Years ago, Robyn Munsch would wander hungrily around the grocery store and leave with calorie-dense foods like a frozen pizza, cookies and frosting. That was before she started taking Wegovy and lost 85 pounds.
“I no longer buy chips, sweets or other junk foods,” the Rochester woman said. “I just don’t crave it. It’s life-changing.”
It’s also game-changing for the food industry, since Munsch is one of millions taking GLP-1 drugs, a class of medications originally intended for diabetes treatment that have grown in popularity recently as a weight-loss remedy. Those on Ozempic, Trulicity and other brand-name meds are eating far less packaged food as a result, and millions more will join the ranks in the years to come.
Businesses built on irresistible products are facing unprecedented resistance. Appetite-suppressing medications that an estimated 10% of American adults use are disrupting grocery shopping.
Savory snacks, sweets, refrigerated dough and dozens of other grocery categories have seen a meaningful decline among GLP-1 users, according to a Cornell University and Numerator survey.

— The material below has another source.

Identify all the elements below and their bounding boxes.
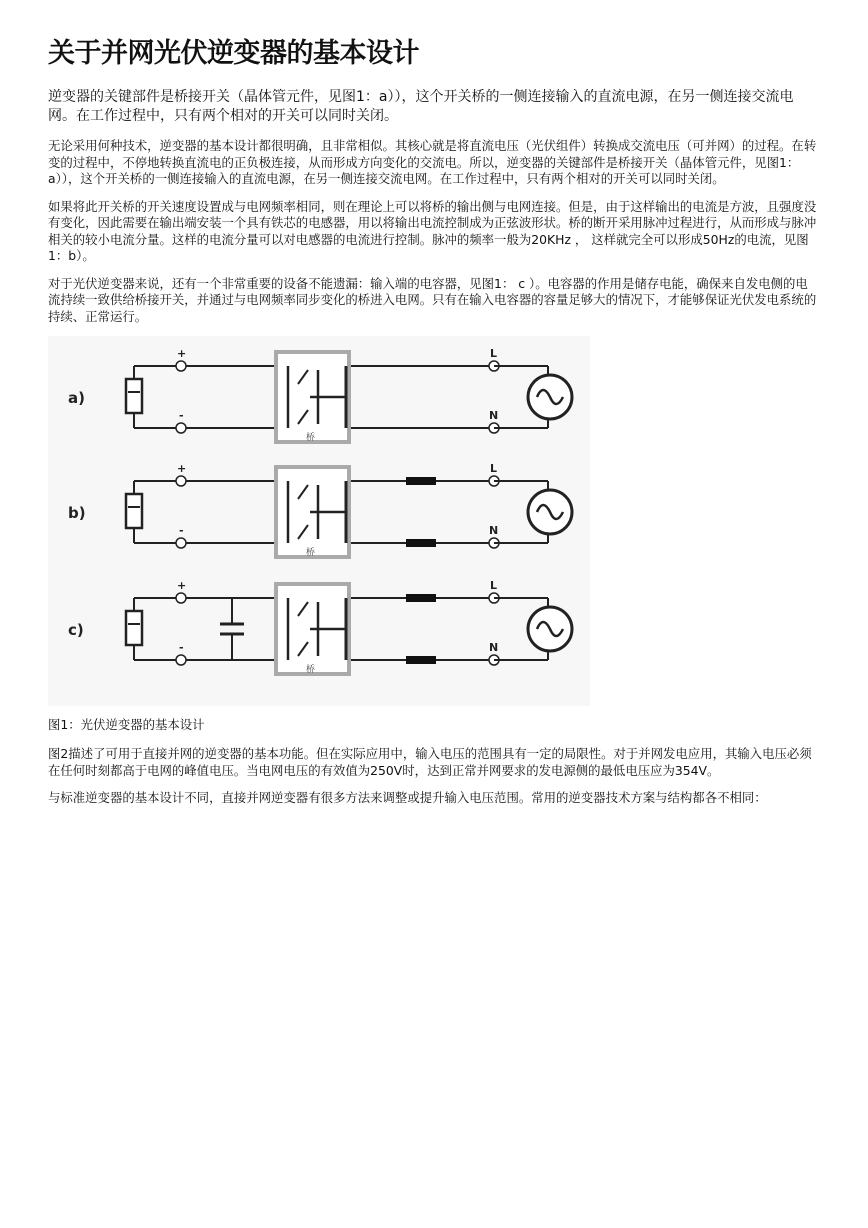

“Our findings highlight the potential for GLP-1 medications to significantly change food demand, a trend with increasingly important implications for the food industry as GLP-1 adoption continues to grow,” the study concluded.
Yet food companies from Hershey to Hormel are waving off the impact of GLP-1 drugs, even as they’ve been dropping weight themselves. The volume of food those and other companies sell has declined in recent years.
Meanwhile, a PwC study found GLP-1 users’ food spending drops by 11%, and Morgan Stanley analysts have predicted the drugs will cause an overall decline in food sold through the next decade even as the U.S. population continues to grow.